Another, Oak Avenue Parkway, is expected to be built between the Prairie City and Scott Road interchanges.

State highway officials, in conjunction with Sacramento Regional Transit, recently won $110 million in state gas tax funds this month to extend the Highway 50 carpool lanes from Watt Avenue into downtown. Some funds also will expand evening light-rail service to Folsom and add express trains during commute hours.

Folsom water and traffic worries

Folsom residents dealt with severe water rationing during the most recent drought, and growth critics have questioned how the city of 77,000 can add 25,000 residents without increasing its water supply or risking deep water cuts during the next drought.

City officials, however, say the city has enough water in normal rainfall years to cover new development south of 50, thanks in part to a series of efficiency upgrades. In drought years, the city will rely on agreements with other water agencies to obtain water, officials say.

Traffic on local streets is another concern. Folsom Boulevard and other city streets already are overrun with traffic.
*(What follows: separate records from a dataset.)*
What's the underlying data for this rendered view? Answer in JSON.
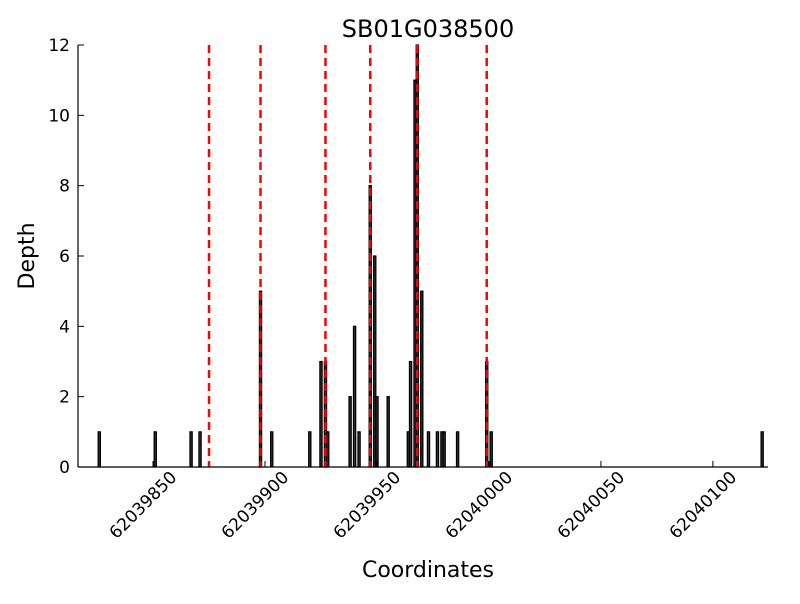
{
  "chart_data": {
    "type": "bar",
    "title": "SB01G038500",
    "xlabel": "Coordinates",
    "ylabel": "Depth",
    "xlim": [
      62039816.5,
      62040124.6
    ],
    "ylim": [
      0,
      12
    ],
    "xticks": [
      62039850,
      62039900,
      62039950,
      62040000,
      62040050,
      62040100
    ],
    "yticks": [
      0,
      2,
      4,
      6,
      8,
      10,
      12
    ],
    "bar_color": "#333333",
    "line_color": "#ff0000",
    "grid": false,
    "bars": [
      {
        "x": 62039826,
        "y": 1
      },
      {
        "x": 62039851,
        "y": 1
      },
      {
        "x": 62039867,
        "y": 1
      },
      {
        "x": 62039871,
        "y": 1
      },
      {
        "x": 62039898,
        "y": 5
      },
      {
        "x": 62039903,
        "y": 1
      },
      {
        "x": 62039920,
        "y": 1
      },
      {
        "x": 62039925,
        "y": 3
      },
      {
        "x": 62039927,
        "y": 3
      },
      {
        "x": 62039928,
        "y": 1
      },
      {
        "x": 62039938,
        "y": 2
      },
      {
        "x": 62039940,
        "y": 4
      },
      {
        "x": 62039942,
        "y": 1
      },
      {
        "x": 62039947,
        "y": 8
      },
      {
        "x": 62039949,
        "y": 6
      },
      {
        "x": 62039950,
        "y": 2
      },
      {
        "x": 62039955,
        "y": 2
      },
      {
        "x": 62039964,
        "y": 1
      },
      {
        "x": 62039965,
        "y": 3
      },
      {
        "x": 62039967,
        "y": 11
      },
      {
        "x": 62039968,
        "y": 12
      },
      {
        "x": 62039970,
        "y": 5
      },
      {
        "x": 62039973,
        "y": 1
      },
      {
        "x": 62039977,
        "y": 1
      },
      {
        "x": 62039979,
        "y": 1
      },
      {
        "x": 62039980,
        "y": 1
      },
      {
        "x": 62039986,
        "y": 1
      },
      {
        "x": 62039999,
        "y": 3
      },
      {
        "x": 62040001,
        "y": 1
      },
      {
        "x": 62040122,
        "y": 1
      }
    ],
    "vlines": [
      62039875,
      62039898,
      62039927,
      62039947,
      62039968,
      62039999
    ]
  }
}
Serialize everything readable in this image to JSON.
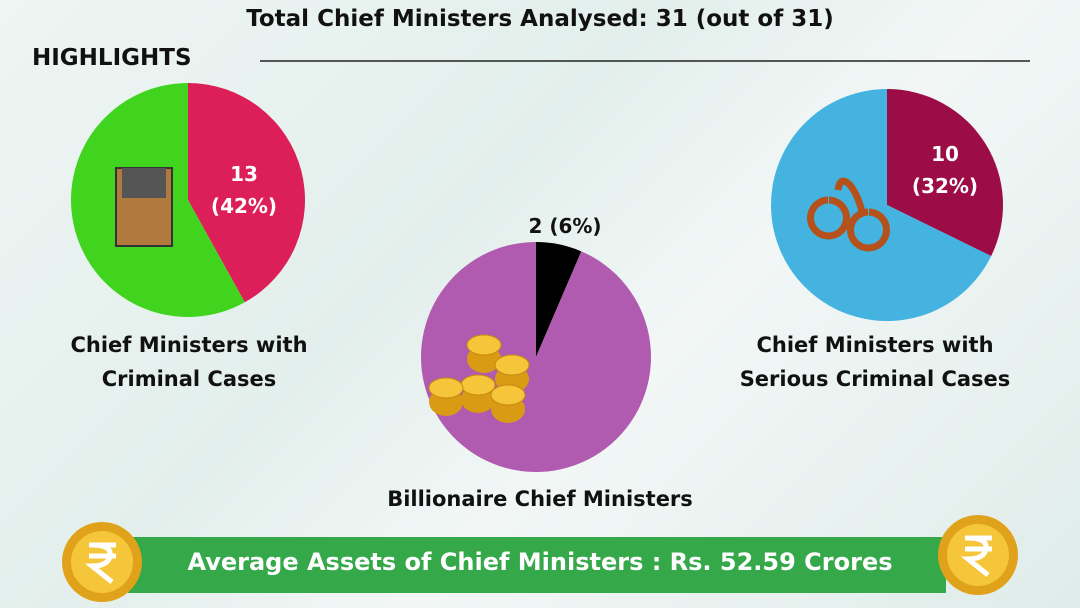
{
  "header": {
    "title": "Total Chief Ministers Analysed: 31 (out of 31)",
    "section": "HIGHLIGHTS"
  },
  "chart_data": [
    {
      "type": "pie",
      "title": "Chief Ministers with Criminal Cases",
      "values": [
        13,
        18
      ],
      "value_labels": [
        "13 (42%)",
        null
      ],
      "colors": [
        "#dc1f58",
        "#41d41e"
      ]
    },
    {
      "type": "pie",
      "title": "Billionaire Chief Ministers",
      "values": [
        2,
        29
      ],
      "value_labels": [
        "2 (6%)",
        null
      ],
      "colors": [
        "#000000",
        "#b05bb0"
      ]
    },
    {
      "type": "pie",
      "title": "Chief Ministers with Serious Criminal Cases",
      "values": [
        10,
        21
      ],
      "value_labels": [
        "10 (32%)",
        null
      ],
      "colors": [
        "#9c0d47",
        "#45b3e0"
      ]
    }
  ],
  "footer": {
    "banner": "Average Assets of Chief Ministers : Rs. 52.59 Crores"
  }
}
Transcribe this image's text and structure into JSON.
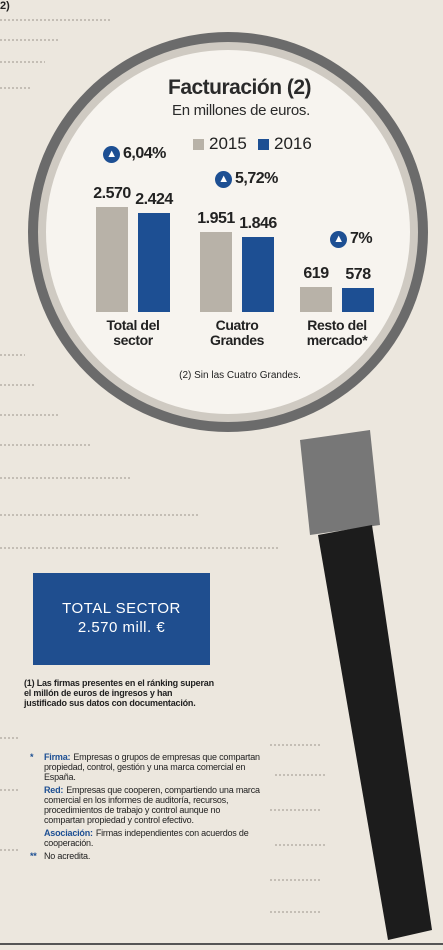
{
  "chart_data": {
    "type": "bar",
    "title": "Facturación (2)",
    "subtitle": "En millones de euros.",
    "categories": [
      "Total del sector",
      "Cuatro Grandes",
      "Resto del mercado*"
    ],
    "series": [
      {
        "name": "2015",
        "color": "#b8b2a8",
        "values": [
          2570,
          1951,
          619
        ],
        "value_labels": [
          "2.570",
          "1.951",
          "619"
        ]
      },
      {
        "name": "2016",
        "color": "#1d4f93",
        "values": [
          2424,
          1846,
          578
        ],
        "value_labels": [
          "2.424",
          "1.846",
          "578"
        ]
      }
    ],
    "changes": [
      {
        "value": 6.04,
        "label": "6,04%"
      },
      {
        "value": 5.72,
        "label": "5,72%"
      },
      {
        "value": 7,
        "label": "7%"
      }
    ],
    "note": "(2) Sin las Cuatro Grandes."
  },
  "corner": "2)",
  "box": {
    "title": "TOTAL SECTOR",
    "value": "2.570 mill. €"
  },
  "footnote1": "(1) Las firmas presentes en el ránking superan el millón de euros de ingresos y han justificado sus datos con documentación.",
  "definitions": [
    {
      "mark": "*",
      "term": "Firma:",
      "text": "Empresas o grupos de empresas que compartan propiedad, control, gestión y una marca comercial en España."
    },
    {
      "mark": "",
      "term": "Red:",
      "text": "Empresas que cooperen, compartiendo una marca comercial en los informes de auditoría, recursos, procedimientos de trabajo y control aunque no compartan propiedad y control efectivo."
    },
    {
      "mark": "",
      "term": "Asociación:",
      "text": "Firmas independientes con acuerdos de cooperación."
    },
    {
      "mark": "**",
      "term": "",
      "text": "No acredita."
    }
  ]
}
City Councilman Roger Gaylord said he wants the city to focus on dealing with current congestion before new cars begin flooding the freeway from the new development area.

Effect on housing crisis

Opinions are mixed on whether the new south-of-50 housing will make a dent in the Sacramento area's housing crisis.

The region has seen an increase of only 22,000 homes in the last five years, a mere third of the estimated 64,000 needed to accommodate the region's population and job growth, according to a recent Sacramento Area Council of Governments analysis.

That has pushed up home prices and fed some of the sharpest rent increases in the nation.

Though the new Folsom area is expected to include apartments, city officials say they have not yet received any building applications for apartments.

City officials said builders will build at a slow to moderate pace in the new area, likely constructing no more than 300 homes annually. It will take a couple of decades to fully build out. Paquin said builders, faced with labor shortages and high development costs, are moving cautiously.

North State Building Industry Association head Michael Strech said housing construction in Folsom, Roseville, Elk Grove, Natomas and elsewhere does chip away at the problem, though not fast enough.

"It took a long time to get into a supply-side crisis," Strech said. "There is no silver bullet. We have to build a variety of product in a variety of locations, and that has to happen over many years."